There are lots of blue birds. In Florida, where I live, you have three blue bird species year round: the eastern bluebird, the blue jay, and the Florida scrub jay. If you add in wintering birds, you’ll have to include the indigo bunting, the blue grosbeak, and the purple martin in certain light. Outside of Florida, that list gets even bigger.

Identify birds by color, but understand that a bird that's blue isn't necessarily a bluebird. This is an indigo bunting
Indigo Bunting, Fort DeSoto, St. Petersburg, Florida (admittedly, not my best shot by a long mile!)

Expand your pool of candidates to include other birds that aren’t songbirds, and you will find even more blue birds. Examples are the great blue heron, little blue heron, tri-colored heron, gray-headed swamphen, and the purple gallinule, all of which are wading birds you’ll find near water.

Florida scrub-jays are also blue birds, but they aren't named bluebird
Florida scrub-jay, Central Florida

Even the belted kingfisher is mostly blue, and it’s small enough to look a bit like a songbird! (It’s in the order Coraciiformes, however, and songbirds generally refers to anything in the order Passeriformes, aka passerines.)

Each and every one of those species is a blue bird.

But only one is a bluebird.

When is a Non-Blue Bird Actually a Bluebird?

It also might surprise you to know that eastern bluebirds aren’t always blue!
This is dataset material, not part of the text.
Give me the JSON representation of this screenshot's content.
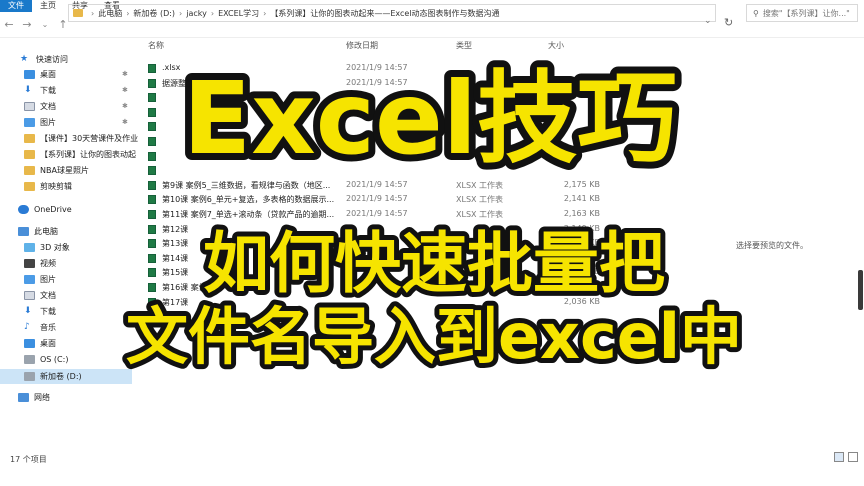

Granted, they generally have some blue on them at any stage. But a juvenile bluebird is gray with white spots, with only a bit of blue on its wings. An immature or female bluebird (difficult to tell apart) is more orange and brown than blue. In fact, even the adult male looks more orange and brown if you look at it directly from the front!

These are bluebirds! But they're very young so they aren't very blue.
Immature eastern bluebirds, photo by “Betty4240”, courtesy Canva

Give Me More Examples!

OK, no problem! Here’s one example:

Often, in this part of the world, an almost-all red bird is a cardinal. Why? Because they are common, they’re relatively large, and they readily come to feeders so they’re easy to see.
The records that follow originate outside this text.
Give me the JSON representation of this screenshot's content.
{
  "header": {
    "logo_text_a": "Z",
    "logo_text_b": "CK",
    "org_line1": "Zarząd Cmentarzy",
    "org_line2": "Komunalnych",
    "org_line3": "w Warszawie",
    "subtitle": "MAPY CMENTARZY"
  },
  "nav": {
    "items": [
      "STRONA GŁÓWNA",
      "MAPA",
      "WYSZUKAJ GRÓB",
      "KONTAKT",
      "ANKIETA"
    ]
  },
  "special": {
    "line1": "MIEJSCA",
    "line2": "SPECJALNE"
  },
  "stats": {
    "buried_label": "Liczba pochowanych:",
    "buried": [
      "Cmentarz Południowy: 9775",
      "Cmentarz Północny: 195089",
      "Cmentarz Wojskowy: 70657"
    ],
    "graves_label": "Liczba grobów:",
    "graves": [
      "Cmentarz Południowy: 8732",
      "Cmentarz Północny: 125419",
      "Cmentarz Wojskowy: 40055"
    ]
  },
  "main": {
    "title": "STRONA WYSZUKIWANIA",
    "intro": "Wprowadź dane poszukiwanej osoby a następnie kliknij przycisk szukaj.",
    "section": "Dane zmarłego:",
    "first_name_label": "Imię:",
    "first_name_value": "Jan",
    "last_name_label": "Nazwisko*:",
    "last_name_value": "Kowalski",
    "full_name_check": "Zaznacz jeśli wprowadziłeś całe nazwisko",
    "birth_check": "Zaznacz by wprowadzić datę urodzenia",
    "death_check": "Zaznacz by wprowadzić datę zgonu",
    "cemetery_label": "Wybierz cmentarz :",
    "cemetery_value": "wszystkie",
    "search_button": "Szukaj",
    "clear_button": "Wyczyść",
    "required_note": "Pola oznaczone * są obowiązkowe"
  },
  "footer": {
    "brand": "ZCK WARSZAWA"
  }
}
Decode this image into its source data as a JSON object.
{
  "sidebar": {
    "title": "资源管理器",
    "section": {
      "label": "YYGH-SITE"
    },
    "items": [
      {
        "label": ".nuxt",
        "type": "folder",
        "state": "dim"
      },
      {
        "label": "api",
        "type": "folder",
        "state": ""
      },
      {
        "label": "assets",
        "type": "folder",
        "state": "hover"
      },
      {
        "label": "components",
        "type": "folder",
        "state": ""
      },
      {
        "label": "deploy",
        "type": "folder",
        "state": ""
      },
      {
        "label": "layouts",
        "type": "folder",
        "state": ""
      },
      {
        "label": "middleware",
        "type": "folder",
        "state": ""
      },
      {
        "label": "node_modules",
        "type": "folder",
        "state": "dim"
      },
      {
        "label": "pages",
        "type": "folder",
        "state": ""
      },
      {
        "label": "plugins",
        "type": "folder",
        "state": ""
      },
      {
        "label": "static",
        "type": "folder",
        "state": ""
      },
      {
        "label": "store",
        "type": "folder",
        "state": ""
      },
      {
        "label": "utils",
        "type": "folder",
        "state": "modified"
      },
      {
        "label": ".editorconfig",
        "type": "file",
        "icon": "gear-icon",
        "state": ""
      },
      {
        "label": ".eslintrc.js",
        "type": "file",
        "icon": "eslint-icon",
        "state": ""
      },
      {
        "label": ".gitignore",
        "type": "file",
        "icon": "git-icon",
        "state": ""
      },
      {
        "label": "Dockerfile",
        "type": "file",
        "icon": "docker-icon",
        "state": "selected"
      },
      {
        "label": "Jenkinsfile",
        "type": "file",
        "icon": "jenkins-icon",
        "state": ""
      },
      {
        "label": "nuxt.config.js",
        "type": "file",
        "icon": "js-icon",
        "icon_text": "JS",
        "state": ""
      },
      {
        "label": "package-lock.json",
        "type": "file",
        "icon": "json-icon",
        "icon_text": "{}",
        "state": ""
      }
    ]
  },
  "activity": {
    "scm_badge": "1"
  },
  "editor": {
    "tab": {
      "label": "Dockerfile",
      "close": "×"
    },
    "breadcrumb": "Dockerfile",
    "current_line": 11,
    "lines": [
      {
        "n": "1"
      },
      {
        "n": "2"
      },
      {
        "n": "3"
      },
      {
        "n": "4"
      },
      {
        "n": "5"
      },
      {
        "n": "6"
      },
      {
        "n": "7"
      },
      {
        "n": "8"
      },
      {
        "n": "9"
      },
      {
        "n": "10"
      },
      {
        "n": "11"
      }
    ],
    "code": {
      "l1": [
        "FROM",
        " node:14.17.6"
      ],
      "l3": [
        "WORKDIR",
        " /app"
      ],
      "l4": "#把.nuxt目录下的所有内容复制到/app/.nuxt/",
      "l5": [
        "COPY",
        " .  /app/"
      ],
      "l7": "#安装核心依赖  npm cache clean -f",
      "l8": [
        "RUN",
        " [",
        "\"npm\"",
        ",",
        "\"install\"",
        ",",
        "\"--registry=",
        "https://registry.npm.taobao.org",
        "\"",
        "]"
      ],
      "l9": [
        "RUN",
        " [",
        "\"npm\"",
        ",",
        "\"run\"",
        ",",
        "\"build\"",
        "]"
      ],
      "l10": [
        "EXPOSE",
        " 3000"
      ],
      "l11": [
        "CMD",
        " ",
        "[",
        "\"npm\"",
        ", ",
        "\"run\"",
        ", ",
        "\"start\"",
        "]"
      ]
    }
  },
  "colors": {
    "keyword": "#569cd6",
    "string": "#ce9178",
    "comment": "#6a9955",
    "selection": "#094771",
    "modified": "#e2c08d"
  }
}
Are all red birds cardinals? Certainly not!

Consider the summer tanager:

Summer Tanager, Laguna Seca Ranch, near Edinburg, Texas

Or the scarlet tanager:

A scarlet tanager is red, but it's not a cardinal.
Scarlet Tanager, Fort DeSoto, St. Petersburg, Florida

Or the vermillion flycatcher:

A vermillion flycatcher is red, but it's not a cardinal.
Vermillion Flycatcher, Fort DeSoto, St. Petersburg, Florida

All of these are bright, mostly-red birds, but they aren’t Northern cardinals!

Another example is the bald eagle. Sure, it’s the symbol of America, and really big, but is a big bird with a white head always a bald eagle? Certainly not. Ospreys have a white head and similar habits of catching fish, and people mistake the two birds quite often. And a swallow-tailed kite has bluish-black wings with a white head, and is also a raptor (bird of prey), so it can be mistaken too. In my opinion, these are a little more of a stretch, but by no means uncommon.

So Can I Identify Birds by Color or Not?

Yes…but also, no.

Your best bet when identifying a bird is to use multiple field marks…the more, the better.

Some of these I mentioned above: shape, size, and markings that include feather patterns, eye-rings, and wing-bars. You should also consider the habitat, behavior, food sources, and anything else that may be different between two species that have the same color.

That said, because color is an easy way to help identify birds, you should definitely use it whenever you can. Just don’t rely on it 100% alone.